6. Retention Problem

   The second issue is even more concerning: the specification states that collected data will be 'stored indefinitely for future analysis.' GDPR requires defined retention periods. Data cannot be kept forever without a lawful basis.

7. Default Settings Issue

   The third issue is a classic dark pattern: 'Share anonymized data with partners' is pre-checked by default. Under GDPR, privacy-protective settings must be the default. Pre-checked consent boxes do not constitute valid consent - users must take affirmative action to opt in.

8. Access Control Issue

   The final technical issue: the specification grants access to feedback data to 'All Customer Support teams across all regions.' This is far too broad. Under Privacy by Default, data should not be accessible to an indefinite number of people. Access should be limited to those who genuinely need it.

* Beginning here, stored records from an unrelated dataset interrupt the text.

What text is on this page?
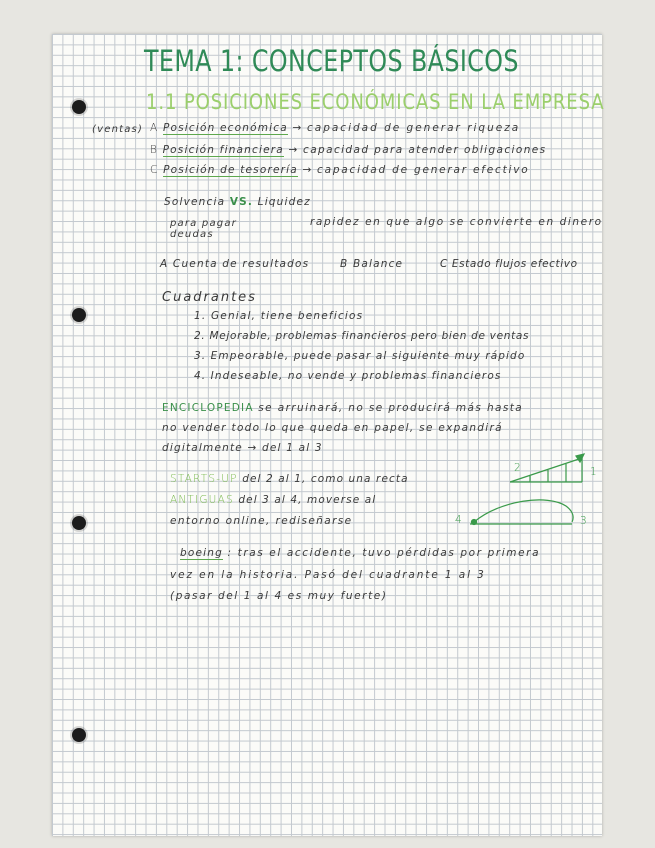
TEMA 1: CONCEPTOS BÁSICOS
1.1 POSICIONES ECONÓMICAS EN LA EMPRESA
(ventas) A Posición económica → capacidad de generar riqueza
B Posición financiera → capacidad para atender obligaciones
C Posición de tesorería → capacidad de generar efectivo
Solvencia VS. Liquidez
para pagar deudas
rapidez en que algo se convierte en dinero
A Cuenta de resultados	B Balance	C Estado flujos efectivo
Cuadrantes
1. Genial, tiene beneficios
2. Mejorable, problemas financieros pero bien de ventas
3. Empeorable, puede pasar al siguiente muy rápido
4. Indeseable, no vende y problemas financieros
ENCICLOPEDIA se arruinará, no se producirá más hasta
no vender todo lo que queda en papel, se expandirá
digitalmente → del 1 al 3
STARTS-UP del 2 al 1, como una recta
ANTIGUAS del 3 al 4, moverse al
entorno online, rediseñarse
2	1
4	3
boeing : tras el accidente, tuvo pérdidas por primera
vez en la historia. Pasó del cuadrante 1 al 3
(pasar del 1 al 4 es muy fuerte)
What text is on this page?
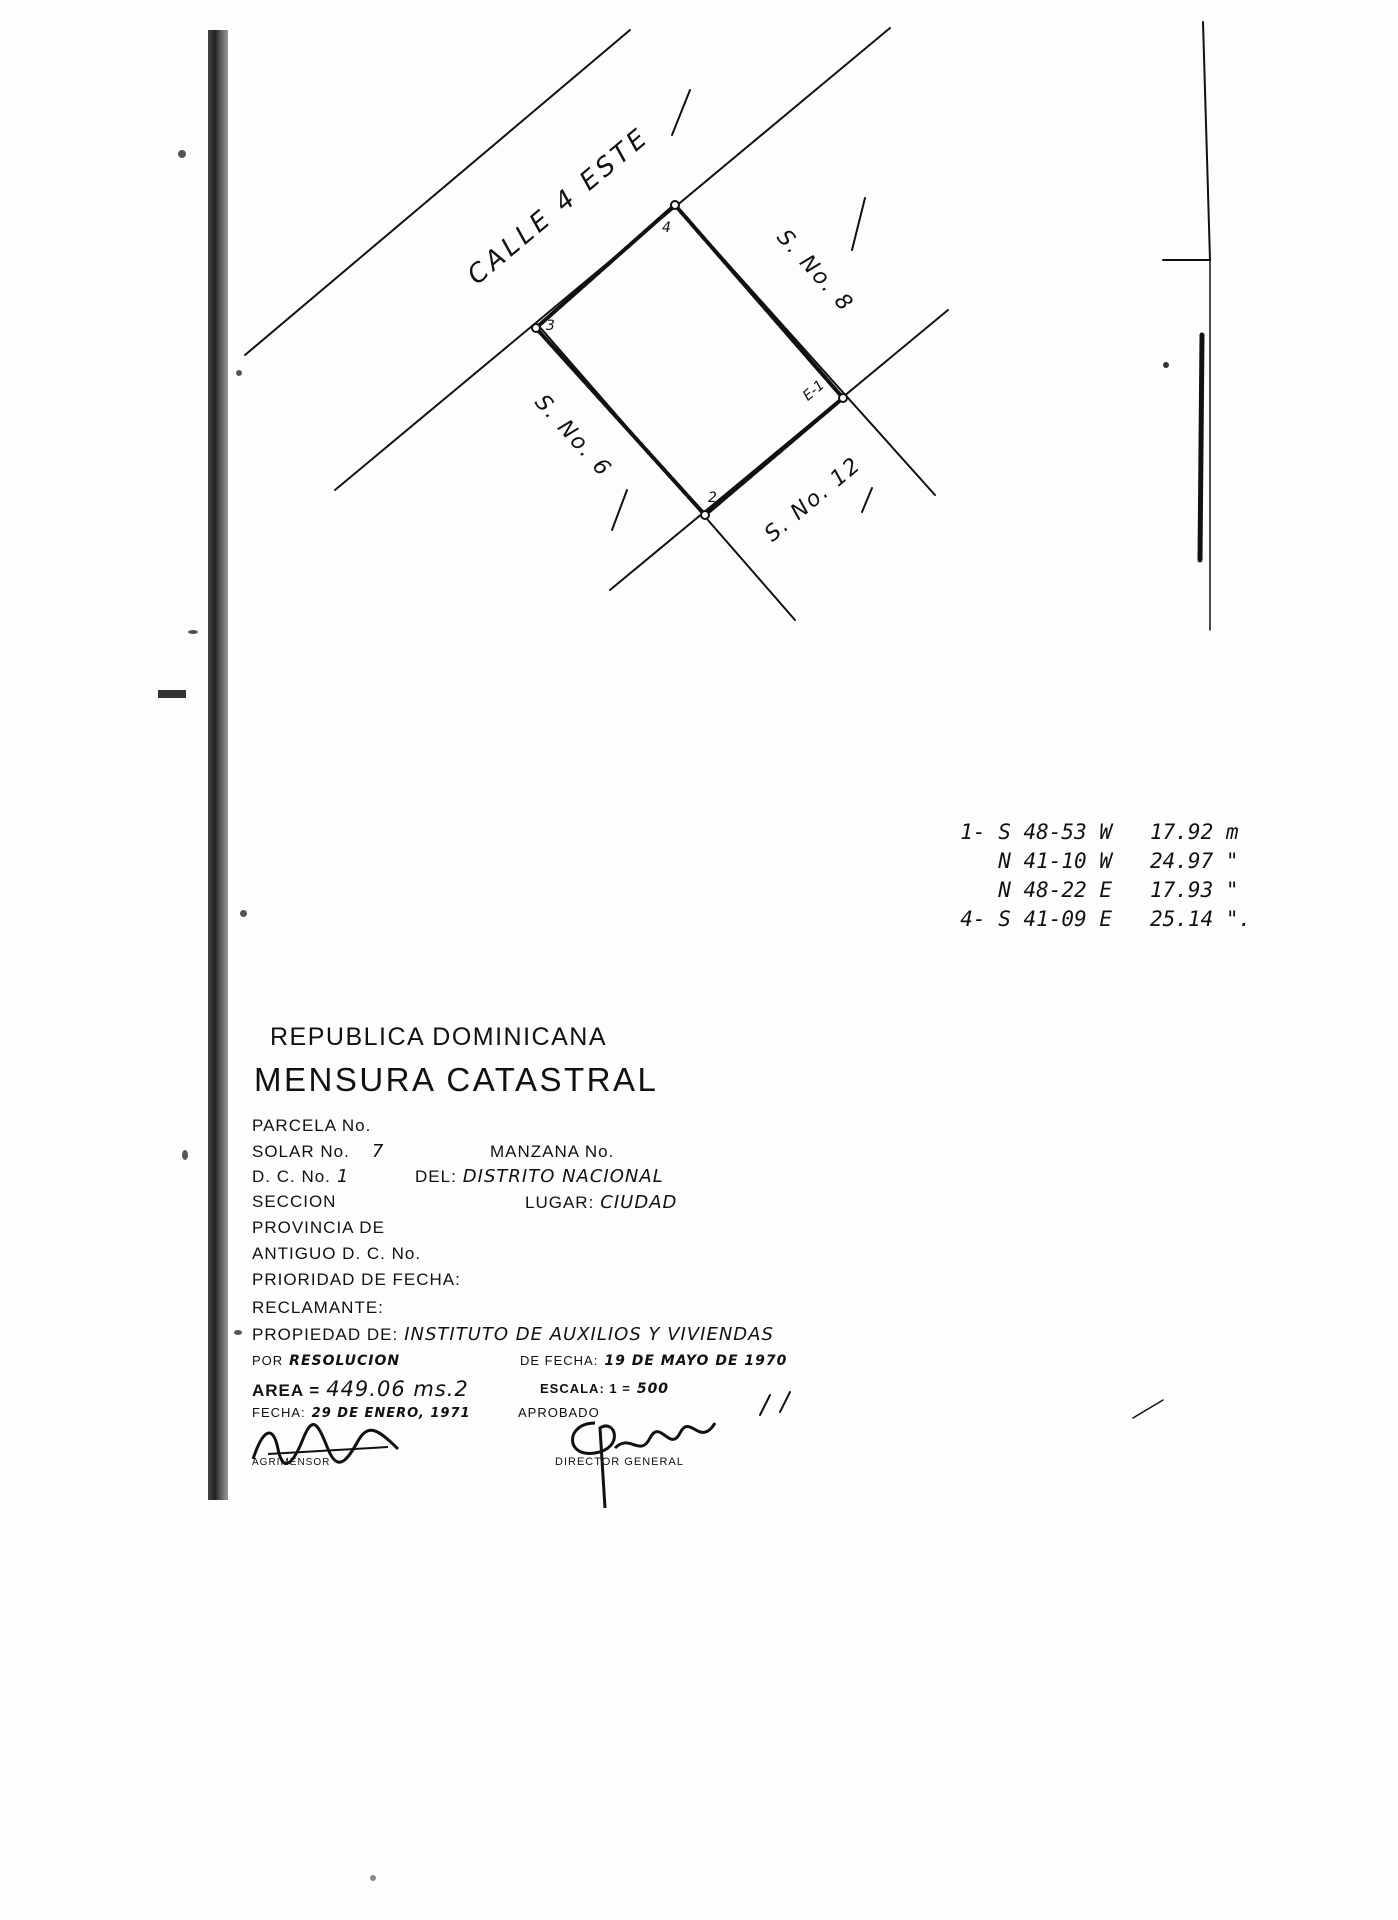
CALLE 4 ESTE	S. No. 8
S. No. 6
S. No. 12
4
E-1
2
3
1- S 48-53 W	17.92 m
N 41-10 W	24.97 "
N 48-22 E	17.93 "
4- S 41-09 E	25.14 ".
REPUBLICA DOMINICANA
MENSURA CATASTRAL
PARCELA No.
SOLAR No. 7	MANZANA No.
D. C. No. 1	DEL: DISTRITO NACIONAL
SECCION	LUGAR: CIUDAD
PROVINCIA DE
ANTIGUO D. C. No.
PRIORIDAD DE FECHA:
RECLAMANTE:
PROPIEDAD DE: INSTITUTO DE AUXILIOS Y VIVIENDAS
POR RESOLUCION	DE FECHA: 19 DE MAYO DE 1970
AREA = 449.06 ms.2	ESCALA: 1 = 500
FECHA: 29 DE ENERO, 1971	APROBADO
AGRIMENSOR	DIRECTOR GENERAL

9. Additional Technical Issues

   You notice two more concerning items in the technical implementation section: 1. The analytics ID is directly linked to user accounts - no pseudonymization 2. There's no mention of user rights: no data export, no deletion capability These are fundamental GDPR requirements that cannot be retrofitted easily.

10. Filing the Privacy Review

    You've identified six major privacy issues that must be resolved before launch. Now you need to formally document these findings in a Privacy Impact Assessment form. This official review will be shared with the Product Manager and Engineering team.